The Palestinian Authority (PA) and Hamas in the Gaza Strip are “systematically mistreating and torturing Palestinians in detention, including critics and opponents,” Human Rights Watch (HRW) said in a new report submitted jointly to the United Nations Committee Against Torture with the Palestinian rights group Lawyers for Justice.
Torture, both by the Fatah-led PA in the Judea and Samaria region and Hamas in Gaza, “may amount to crimes against humanity, given its systematic nature over many years,” HRW stressed.
Omar Shakir, Israel and Palestine director at HRW pointed out that “systematic abuse by the PA and Hamas forms a critical part of the repression of the Palestinian people.”
HRW called on countries to cut their assistance to “abusive Palestinian security forces, including the PA police who played a central part in recent repression,” and said that the International Criminal Court’s Office of the Prosecutor should “investigate and prosecute people credibly implicated in these grave abuses.”
The PA and Hamas have claimed that “abuses amount to no more than isolated cases that are investigated and for which wrongdoers are held to account,” but years of research by HRW, including its 147-page 2018 report, “Two Authorities, One Way, Zero Dissent,” contradict these claims.
“Palestinian authorities have consistently failed to hold security forces accountable,” HRW charged.
In 2021, the PA’s Independent Commission for Human Rights (ICHR) received 252 complaints of torture and ill-treatment and 279 of arbitrary arrest against the PA, and 193 complaints of torture and ill-treatment and 97 of arbitrary arrest against Hamas authorities in Gaza.
Hamas authorities have also executed at least 28 people in Gaza since seizing political control in June 2007, “in a context in which due process violations, coercion, and torture are prevalent,” HRW noted. and have summarily executed scores of other people without any judicial process, often on accusations of collaboration with Israel.

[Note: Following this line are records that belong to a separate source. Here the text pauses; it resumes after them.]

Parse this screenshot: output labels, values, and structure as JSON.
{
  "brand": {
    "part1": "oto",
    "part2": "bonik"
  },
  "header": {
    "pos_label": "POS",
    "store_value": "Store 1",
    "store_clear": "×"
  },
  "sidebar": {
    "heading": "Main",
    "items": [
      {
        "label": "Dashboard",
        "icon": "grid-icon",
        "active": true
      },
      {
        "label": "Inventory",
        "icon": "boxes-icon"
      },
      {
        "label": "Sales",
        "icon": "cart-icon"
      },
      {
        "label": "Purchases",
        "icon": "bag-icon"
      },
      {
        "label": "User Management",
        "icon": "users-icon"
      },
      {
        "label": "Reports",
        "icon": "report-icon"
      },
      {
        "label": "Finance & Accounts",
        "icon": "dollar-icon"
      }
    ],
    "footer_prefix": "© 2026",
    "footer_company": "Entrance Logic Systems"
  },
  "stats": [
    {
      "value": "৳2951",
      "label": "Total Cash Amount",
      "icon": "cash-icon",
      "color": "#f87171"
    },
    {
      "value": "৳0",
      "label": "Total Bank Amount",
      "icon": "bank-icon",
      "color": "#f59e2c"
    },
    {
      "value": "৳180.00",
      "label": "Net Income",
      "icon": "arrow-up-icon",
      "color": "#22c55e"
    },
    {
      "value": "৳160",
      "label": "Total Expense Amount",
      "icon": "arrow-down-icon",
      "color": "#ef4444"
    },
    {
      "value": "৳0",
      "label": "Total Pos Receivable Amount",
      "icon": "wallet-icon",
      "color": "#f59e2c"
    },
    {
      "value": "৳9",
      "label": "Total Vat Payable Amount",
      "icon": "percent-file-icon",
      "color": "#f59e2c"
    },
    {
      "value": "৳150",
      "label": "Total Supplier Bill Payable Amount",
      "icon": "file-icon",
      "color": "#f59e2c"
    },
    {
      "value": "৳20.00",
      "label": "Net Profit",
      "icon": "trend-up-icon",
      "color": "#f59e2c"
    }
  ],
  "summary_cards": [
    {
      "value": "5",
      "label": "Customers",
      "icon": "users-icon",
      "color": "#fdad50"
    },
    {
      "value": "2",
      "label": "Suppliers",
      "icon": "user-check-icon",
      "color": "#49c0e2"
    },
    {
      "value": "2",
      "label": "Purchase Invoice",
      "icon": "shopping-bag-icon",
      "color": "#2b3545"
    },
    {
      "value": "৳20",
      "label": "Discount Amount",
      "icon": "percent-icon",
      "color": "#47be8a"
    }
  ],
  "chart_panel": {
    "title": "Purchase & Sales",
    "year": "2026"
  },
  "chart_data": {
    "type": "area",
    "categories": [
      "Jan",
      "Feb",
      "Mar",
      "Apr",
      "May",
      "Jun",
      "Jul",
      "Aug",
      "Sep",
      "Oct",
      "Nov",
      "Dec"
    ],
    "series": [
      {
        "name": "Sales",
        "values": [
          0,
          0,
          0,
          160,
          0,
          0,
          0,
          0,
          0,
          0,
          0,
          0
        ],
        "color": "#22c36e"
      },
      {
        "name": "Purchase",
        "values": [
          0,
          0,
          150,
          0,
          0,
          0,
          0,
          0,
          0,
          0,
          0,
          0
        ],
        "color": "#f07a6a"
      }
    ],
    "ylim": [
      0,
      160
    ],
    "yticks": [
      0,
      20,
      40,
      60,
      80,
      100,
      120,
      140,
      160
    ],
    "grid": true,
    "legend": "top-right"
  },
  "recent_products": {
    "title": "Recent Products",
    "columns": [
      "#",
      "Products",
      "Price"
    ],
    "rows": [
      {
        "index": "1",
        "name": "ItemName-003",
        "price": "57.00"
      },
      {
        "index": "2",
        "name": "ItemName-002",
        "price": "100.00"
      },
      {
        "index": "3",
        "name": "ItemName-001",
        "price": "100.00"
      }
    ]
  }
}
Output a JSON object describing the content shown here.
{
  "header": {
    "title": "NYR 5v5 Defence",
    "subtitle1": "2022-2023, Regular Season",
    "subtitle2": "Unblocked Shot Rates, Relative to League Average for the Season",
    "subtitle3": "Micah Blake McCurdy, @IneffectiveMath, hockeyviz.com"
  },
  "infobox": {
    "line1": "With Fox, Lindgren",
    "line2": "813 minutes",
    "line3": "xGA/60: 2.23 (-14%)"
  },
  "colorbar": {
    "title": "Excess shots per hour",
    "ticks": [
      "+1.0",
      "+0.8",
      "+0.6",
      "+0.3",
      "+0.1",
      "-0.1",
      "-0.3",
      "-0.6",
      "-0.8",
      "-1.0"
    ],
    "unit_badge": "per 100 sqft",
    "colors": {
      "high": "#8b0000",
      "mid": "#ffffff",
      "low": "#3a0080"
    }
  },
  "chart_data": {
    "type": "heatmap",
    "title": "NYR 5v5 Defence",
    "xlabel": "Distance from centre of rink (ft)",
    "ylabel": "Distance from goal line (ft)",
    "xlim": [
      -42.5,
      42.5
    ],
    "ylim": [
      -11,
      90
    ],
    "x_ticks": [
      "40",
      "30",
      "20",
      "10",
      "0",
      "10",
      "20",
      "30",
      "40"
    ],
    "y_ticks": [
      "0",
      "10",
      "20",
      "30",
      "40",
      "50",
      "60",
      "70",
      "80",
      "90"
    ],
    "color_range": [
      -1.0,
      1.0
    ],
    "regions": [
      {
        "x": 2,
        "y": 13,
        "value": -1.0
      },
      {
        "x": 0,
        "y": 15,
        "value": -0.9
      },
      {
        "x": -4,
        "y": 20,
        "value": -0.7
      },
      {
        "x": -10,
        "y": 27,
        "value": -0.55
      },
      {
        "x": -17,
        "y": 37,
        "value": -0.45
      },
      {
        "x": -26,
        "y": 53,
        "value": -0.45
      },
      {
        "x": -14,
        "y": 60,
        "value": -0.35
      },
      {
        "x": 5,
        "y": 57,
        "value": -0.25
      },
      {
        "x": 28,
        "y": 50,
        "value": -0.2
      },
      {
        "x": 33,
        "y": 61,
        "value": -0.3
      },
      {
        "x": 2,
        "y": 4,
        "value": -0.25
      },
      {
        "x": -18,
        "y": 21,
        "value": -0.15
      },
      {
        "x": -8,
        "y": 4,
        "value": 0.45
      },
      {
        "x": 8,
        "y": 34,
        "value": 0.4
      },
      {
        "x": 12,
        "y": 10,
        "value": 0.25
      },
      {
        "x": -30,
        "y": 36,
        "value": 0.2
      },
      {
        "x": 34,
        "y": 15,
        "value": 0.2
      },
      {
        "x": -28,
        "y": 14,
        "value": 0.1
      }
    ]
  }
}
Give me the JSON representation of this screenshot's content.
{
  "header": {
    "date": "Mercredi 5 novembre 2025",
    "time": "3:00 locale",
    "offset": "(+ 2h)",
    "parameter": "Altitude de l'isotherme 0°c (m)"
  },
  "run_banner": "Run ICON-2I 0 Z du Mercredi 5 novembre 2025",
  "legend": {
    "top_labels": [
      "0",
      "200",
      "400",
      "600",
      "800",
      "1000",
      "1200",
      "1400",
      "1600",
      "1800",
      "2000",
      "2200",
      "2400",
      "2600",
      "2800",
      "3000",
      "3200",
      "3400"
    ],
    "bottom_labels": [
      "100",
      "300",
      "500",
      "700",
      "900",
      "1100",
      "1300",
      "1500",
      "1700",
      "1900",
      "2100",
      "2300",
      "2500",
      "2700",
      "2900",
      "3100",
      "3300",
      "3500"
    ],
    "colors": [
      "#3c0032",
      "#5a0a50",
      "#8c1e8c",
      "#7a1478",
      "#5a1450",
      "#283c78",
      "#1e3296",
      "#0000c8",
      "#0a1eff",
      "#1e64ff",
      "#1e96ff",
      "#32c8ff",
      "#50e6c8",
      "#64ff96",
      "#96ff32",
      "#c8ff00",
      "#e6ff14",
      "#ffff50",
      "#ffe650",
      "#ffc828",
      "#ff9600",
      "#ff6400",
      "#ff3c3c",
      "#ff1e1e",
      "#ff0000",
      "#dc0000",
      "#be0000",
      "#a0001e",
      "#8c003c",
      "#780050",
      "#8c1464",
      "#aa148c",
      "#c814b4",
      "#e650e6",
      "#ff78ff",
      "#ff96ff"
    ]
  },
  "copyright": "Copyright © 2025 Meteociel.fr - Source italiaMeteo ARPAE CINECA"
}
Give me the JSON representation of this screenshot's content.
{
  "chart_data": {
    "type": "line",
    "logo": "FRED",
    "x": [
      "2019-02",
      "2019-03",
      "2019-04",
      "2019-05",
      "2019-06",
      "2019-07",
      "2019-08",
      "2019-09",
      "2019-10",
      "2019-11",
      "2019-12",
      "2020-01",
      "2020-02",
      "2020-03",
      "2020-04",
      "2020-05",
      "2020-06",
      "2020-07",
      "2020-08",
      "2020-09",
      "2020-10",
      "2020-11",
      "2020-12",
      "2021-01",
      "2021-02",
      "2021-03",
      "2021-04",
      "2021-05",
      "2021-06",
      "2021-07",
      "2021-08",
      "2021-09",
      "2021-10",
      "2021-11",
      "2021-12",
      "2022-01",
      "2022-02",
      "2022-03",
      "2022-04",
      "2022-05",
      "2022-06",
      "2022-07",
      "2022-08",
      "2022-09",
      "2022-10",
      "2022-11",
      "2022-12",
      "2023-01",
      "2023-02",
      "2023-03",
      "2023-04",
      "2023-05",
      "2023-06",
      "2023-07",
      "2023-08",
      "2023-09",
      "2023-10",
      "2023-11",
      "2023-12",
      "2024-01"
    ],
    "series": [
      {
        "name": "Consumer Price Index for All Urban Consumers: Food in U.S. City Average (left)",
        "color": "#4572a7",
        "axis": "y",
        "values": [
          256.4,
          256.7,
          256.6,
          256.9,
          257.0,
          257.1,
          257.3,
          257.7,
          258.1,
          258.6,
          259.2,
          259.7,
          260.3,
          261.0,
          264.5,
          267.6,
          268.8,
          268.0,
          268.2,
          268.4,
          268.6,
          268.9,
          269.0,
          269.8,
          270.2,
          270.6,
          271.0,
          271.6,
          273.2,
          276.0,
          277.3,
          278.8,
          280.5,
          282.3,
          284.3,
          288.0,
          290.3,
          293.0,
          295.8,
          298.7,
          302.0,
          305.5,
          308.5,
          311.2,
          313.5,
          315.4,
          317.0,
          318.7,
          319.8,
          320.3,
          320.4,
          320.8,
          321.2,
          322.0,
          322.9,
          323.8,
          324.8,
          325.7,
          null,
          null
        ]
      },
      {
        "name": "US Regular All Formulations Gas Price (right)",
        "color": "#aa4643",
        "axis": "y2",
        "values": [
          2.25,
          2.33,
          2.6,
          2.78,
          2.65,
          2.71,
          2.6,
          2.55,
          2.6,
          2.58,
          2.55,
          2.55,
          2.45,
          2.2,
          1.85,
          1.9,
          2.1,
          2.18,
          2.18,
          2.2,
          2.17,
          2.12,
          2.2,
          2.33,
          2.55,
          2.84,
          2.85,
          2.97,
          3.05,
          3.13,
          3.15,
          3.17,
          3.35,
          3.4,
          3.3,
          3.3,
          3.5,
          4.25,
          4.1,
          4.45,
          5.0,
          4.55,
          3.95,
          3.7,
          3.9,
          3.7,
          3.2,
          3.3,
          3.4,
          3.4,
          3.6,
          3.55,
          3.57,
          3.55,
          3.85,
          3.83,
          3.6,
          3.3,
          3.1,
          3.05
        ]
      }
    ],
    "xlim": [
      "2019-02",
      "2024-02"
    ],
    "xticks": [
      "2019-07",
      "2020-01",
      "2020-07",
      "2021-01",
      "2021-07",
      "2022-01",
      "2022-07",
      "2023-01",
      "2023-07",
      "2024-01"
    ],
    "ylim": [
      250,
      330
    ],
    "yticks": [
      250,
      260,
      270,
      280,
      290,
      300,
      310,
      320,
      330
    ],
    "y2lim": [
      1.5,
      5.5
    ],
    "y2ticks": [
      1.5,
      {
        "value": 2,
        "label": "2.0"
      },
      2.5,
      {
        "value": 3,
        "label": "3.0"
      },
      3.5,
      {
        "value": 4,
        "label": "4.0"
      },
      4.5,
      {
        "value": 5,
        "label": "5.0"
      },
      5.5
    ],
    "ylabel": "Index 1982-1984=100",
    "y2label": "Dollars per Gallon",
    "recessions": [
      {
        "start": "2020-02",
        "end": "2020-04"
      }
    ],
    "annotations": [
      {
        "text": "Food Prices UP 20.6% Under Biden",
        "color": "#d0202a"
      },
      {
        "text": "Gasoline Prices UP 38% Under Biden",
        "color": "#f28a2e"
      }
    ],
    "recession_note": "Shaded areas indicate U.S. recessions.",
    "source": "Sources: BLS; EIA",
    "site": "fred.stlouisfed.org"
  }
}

HRW called on the PA to abide by the international human rights treaties it has acceded to and “end grave abuses and endemic impunity by holding those responsible to account.”
Five years after the PA acceded to the Optional Protocol of the Convention Against Torture, which requires establishing a “national preventative mechanism” to independently monitor detention centers, including surprise visits, only in May 2022 did PA head Mahmoud Abbas issue a decree establishing the National Commission Against Torture.
However, the decree sets out that the PA president will appoint commission members, who will be government employees, and that the commission will operate as a government body. However, this will strip the commission of much actual independence, as ICHR and a joint statement of 26 Arab civil society groups have noted. Abbas “should rescind the decree and put forward a new regulation that creates a fully independent body,” HRW demanded.
“Many governments say they want to support the rule of law in Palestine and yet year after year continue to fund police forces that actively undermine it,” Shakir said. “Purported concerns over the fragility of Palestinian institutions and other tired excuses should no longer stand in the way. Donor governments should cut ties to abusive Palestinian police and security forces and center their Palestine and Israel policies on human rights.”